When can self-defence not be used?
It is important to keep in mind that the defence of self-defence cannot be relied on if the accused person instigated the altercation or used excessive force in response to the threat that they perceived. If the accused person used excessive force – such as fatally injuring an attacker in response to a non-lethal attack or causing severe harm in defence of property – self-defence does not provide a defence.
Zecevic v DPP
The leading legal authority on the defence of self-defence in Australia is the High Court‘s decision in Zecevic v Director of Public Prosecutions (1987). The case revolved around the accused killing his neighbour and claiming he acted in self-defence. The accused maintained that he felt compelled to act due to his belief that the victim was armed with a knife and shotgun, which led him to retrieve his own gun and shoot the man.

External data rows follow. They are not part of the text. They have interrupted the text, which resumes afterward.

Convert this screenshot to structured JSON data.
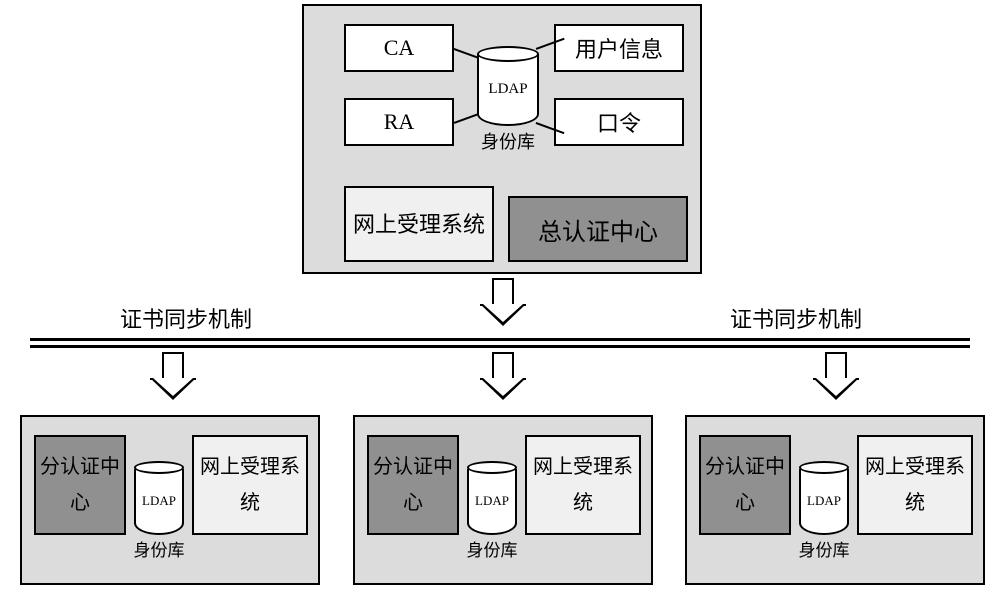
{
  "top": {
    "ca": "CA",
    "ra": "RA",
    "userinfo": "用户信息",
    "password": "口令",
    "ldap_label": "LDAP",
    "id_store": "身份库",
    "online_accept": "网上受理系统",
    "total_auth_center": "总认证中心"
  },
  "sync_label": "证书同步机制",
  "sub": {
    "sub_auth_center": "分认证中心",
    "ldap_label": "LDAP",
    "id_store": "身份库",
    "online_accept": "网上受理系统"
  },
  "chart_data": null
}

The court in that case established the following test for assessing self-defence:
‘The question to be asked in the end is quite simple. It is whether the accused believed upon reasonable grounds that it was necessary in self-defence to do what he did. If he had that belief and there were reasonable grounds for it, or if the jury is left in reasonable doubt about the matter, then he is entitled to an acquittal. Stated in this form, the question is one of general application and is not limited to cases of homicide.’
Effect of self-defence
A person who commits an act in self-defence is not guilty of a criminal offence. A person who successfully relies on the defence of self-defence will receive a full acquittal.